Все это частенько заставляло Йоссариана прятаться в госпиталь, хотя и там, конечно, отнюдь не все ему нравилось. Госпитальные порядки, если им подчиняться, надоедливо и порой совершенно бессмысленно ограничивали его свободу, а врачебная помощь нередко оборачивалась бестактной назойливостью. Поскольку госпиталь предназначался для больных и раненых, Йоссариан не всегда мог рассчитывать на молодых приятных соседей по палате, да и с развлечениями в госпитале было негусто. Кроме того, приходилось признать, что чем дольше длилась война, тем хуже становилась госпитальная жизнь, а по мере приближения к передовой с ее боевыми мерзостями катастрофически ухудшались и пациенты. Они делались все увечней и увечней, а завершил этот неостановимый процесс, когда Йоссариан очередной раз удрал на лечение, солдат в белом, который по состоянию здоровья мог только умирать, что он вскоре и сделал.
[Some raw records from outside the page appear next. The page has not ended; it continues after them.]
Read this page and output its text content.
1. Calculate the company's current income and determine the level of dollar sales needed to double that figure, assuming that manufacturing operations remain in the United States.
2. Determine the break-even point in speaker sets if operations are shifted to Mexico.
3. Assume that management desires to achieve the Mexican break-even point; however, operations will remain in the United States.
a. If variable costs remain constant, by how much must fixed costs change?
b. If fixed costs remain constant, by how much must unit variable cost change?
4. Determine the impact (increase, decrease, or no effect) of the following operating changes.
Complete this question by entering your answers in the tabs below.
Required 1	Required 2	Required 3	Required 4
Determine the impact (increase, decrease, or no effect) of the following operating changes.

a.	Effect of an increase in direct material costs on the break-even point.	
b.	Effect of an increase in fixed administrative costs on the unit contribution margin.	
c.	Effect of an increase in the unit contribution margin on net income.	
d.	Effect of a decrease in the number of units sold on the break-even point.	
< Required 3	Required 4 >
Это был горизонтальный марлево-гипсовый кокон с темной дырой, под которой предполагался рот, и медсестры мисс Крэймер и мисс Даккит украшали его два раза в день термометром, пока однажды вечером мисс Крэймер не обнаружила, посмотрев на термометр, что украшение ему больше ни к чему, поскольку он умер. Теперь-то Йоссариан считал, оглядываясь назад, что солдат в белом отправился на тот свет по вине мисс Крэймер, а не техасца, ведь если б она не доложила, глянув на термометр, о своем открытии врачам, то солдат в белом мог бы по-прежнему лежать на койке, загипсованный и упрятанный в бинты от макушки до кончиков пальцев на странных негнущихся и бесполезных руках и ногах, которые были задраны у плечей и бедер к потолку с помощью стальных тросов и поразительно длинных свинцовых противовесов, угрожающе застывших над неподвижным туловом. Возможно, такое существование не походило на полнокровную жизнь, но другой у него не было, и мисс Крэймер, по мнению Йоссариана, едва ли имела право решать, как с ней поступить.
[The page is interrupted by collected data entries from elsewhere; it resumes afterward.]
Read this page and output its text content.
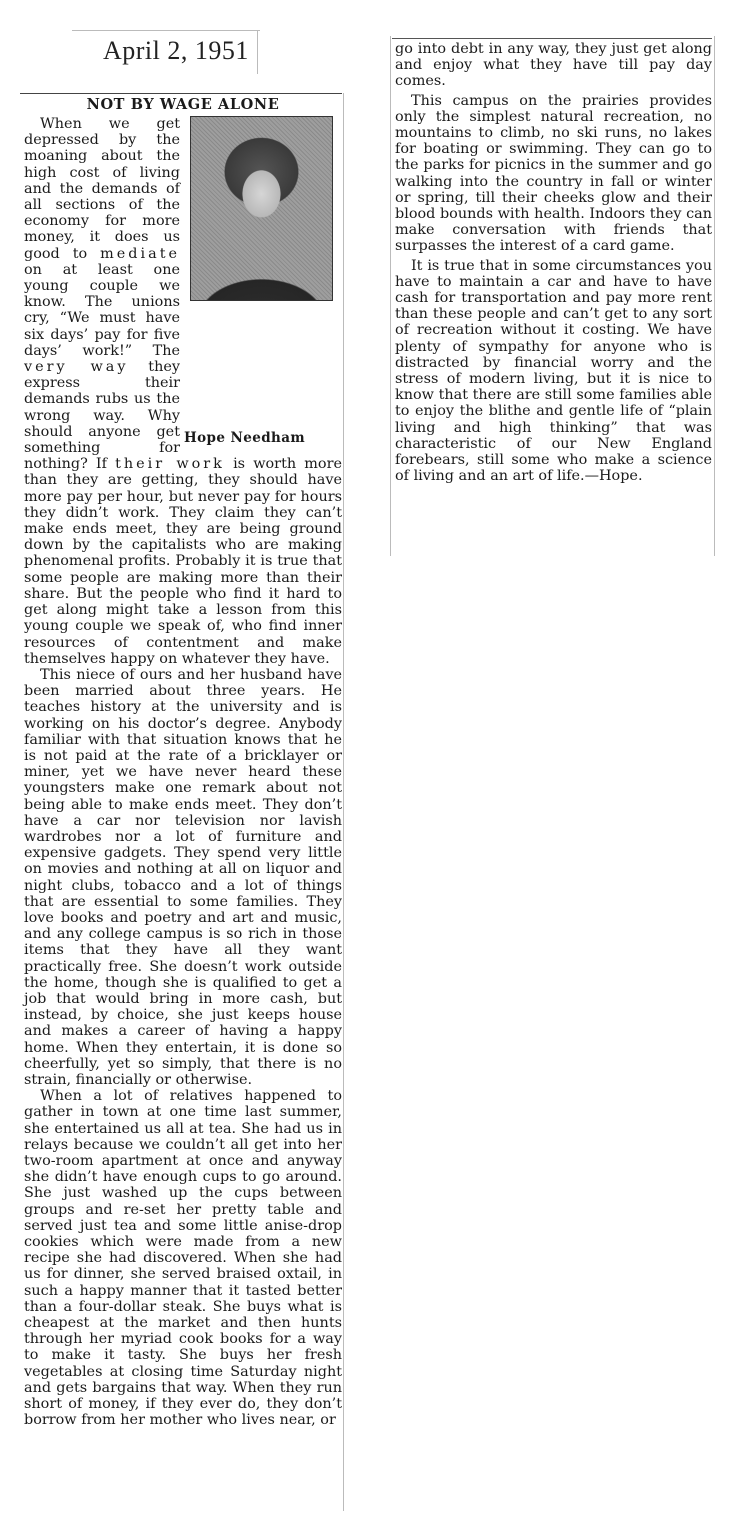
April 2, 1951
NOT BY WAGE ALONE
Hope Needham

When we get depressed by the moaning about the high cost of living and the demands of all sections of the economy for more money, it does us good to mediate on at least one young couple we know. The unions cry, “We must have six days’ pay for five days’ work!” The very way they express their demands rubs us the wrong way. Why should anyone get something for nothing? If their work is worth more than they are getting, they should have more pay per hour, but never pay for hours they didn’t work. They claim they can’t make ends meet, they are being ground down by the capitalists who are making phenomenal profits. Probably it is true that some people are making more than their share. But the people who find it hard to get along might take a lesson from this young couple we speak of, who find inner resources of contentment and make themselves happy on whatever they have.

This niece of ours and her husband have been married about three years. He teaches history at the university and is working on his doctor’s degree. Anybody familiar with that situation knows that he is not paid at the rate of a bricklayer or miner, yet we have never heard these youngsters make one remark about not being able to make ends meet. They don’t have a car nor television nor lavish wardrobes nor a lot of furniture and expensive gadgets. They spend very little on movies and nothing at all on liquor and night clubs, tobacco and a lot of things that are essential to some families. They love books and poetry and art and music, and any college campus is so rich in those items that they have all they want practically free. She doesn’t work outside the home, though she is qualified to get a job that would bring in more cash, but instead, by choice, she just keeps house and makes a career of having a happy home. When they entertain, it is done so cheerfully, yet so simply, that there is no strain, financially or otherwise.

When a lot of relatives happened to gather in town at one time last summer, she entertained us all at tea. She had us in relays because we couldn’t all get into her two-room apartment at once and anyway she didn’t have enough cups to go around. She just washed up the cups between groups and re-set her pretty table and served just tea and some little anise-drop cookies which were made from a new recipe she had discovered. When she had us for dinner, she served braised oxtail, in such a happy manner that it tasted better than a four-dollar steak. She buys what is cheapest at the market and then hunts through her myriad cook books for a way to make it tasty. She buys her fresh vegetables at closing time Saturday night and gets bargains that way. When they run short of money, if they ever do, they don’t borrow from her mother who lives near, or

go into debt in any way, they just get along and enjoy what they have till pay day comes.

This campus on the prairies provides only the simplest natural recreation, no mountains to climb, no ski runs, no lakes for boating or swimming. They can go to the parks for picnics in the summer and go walking into the country in fall or winter or spring, till their cheeks glow and their blood bounds with health. Indoors they can make conversation with friends that surpasses the interest of a card game.

It is true that in some circumstances you have to maintain a car and have to have cash for transportation and pay more rent than these people and can’t get to any sort of recreation without it costing. We have plenty of sympathy for anyone who is distracted by financial worry and the stress of modern living, but it is nice to know that there are still some families able to enjoy the blithe and gentle life of “plain living and high thinking” that was characteristic of our New England forebears, still some who make a science of living and an art of life.—Hope.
Солдат в белом напоминал неразвернутый рулон бинта с дырой или осколок мола на мелководье в порту с кривым обломком цинковой трубы. Он был водворен к ним под покровом ночи, тайком, и все, кроме техасца, с сочувственным отвращением старались его не замечать. Они собирались в дальнем углу палаты и негромко, но возмущенно негодовали, судача о нем, потому что он был оскорбительным и недопустимо ярким напоминанием о тошнотворной правде, которая вызывала у них болезненную ненависть. Больше всего они опасались его стонов.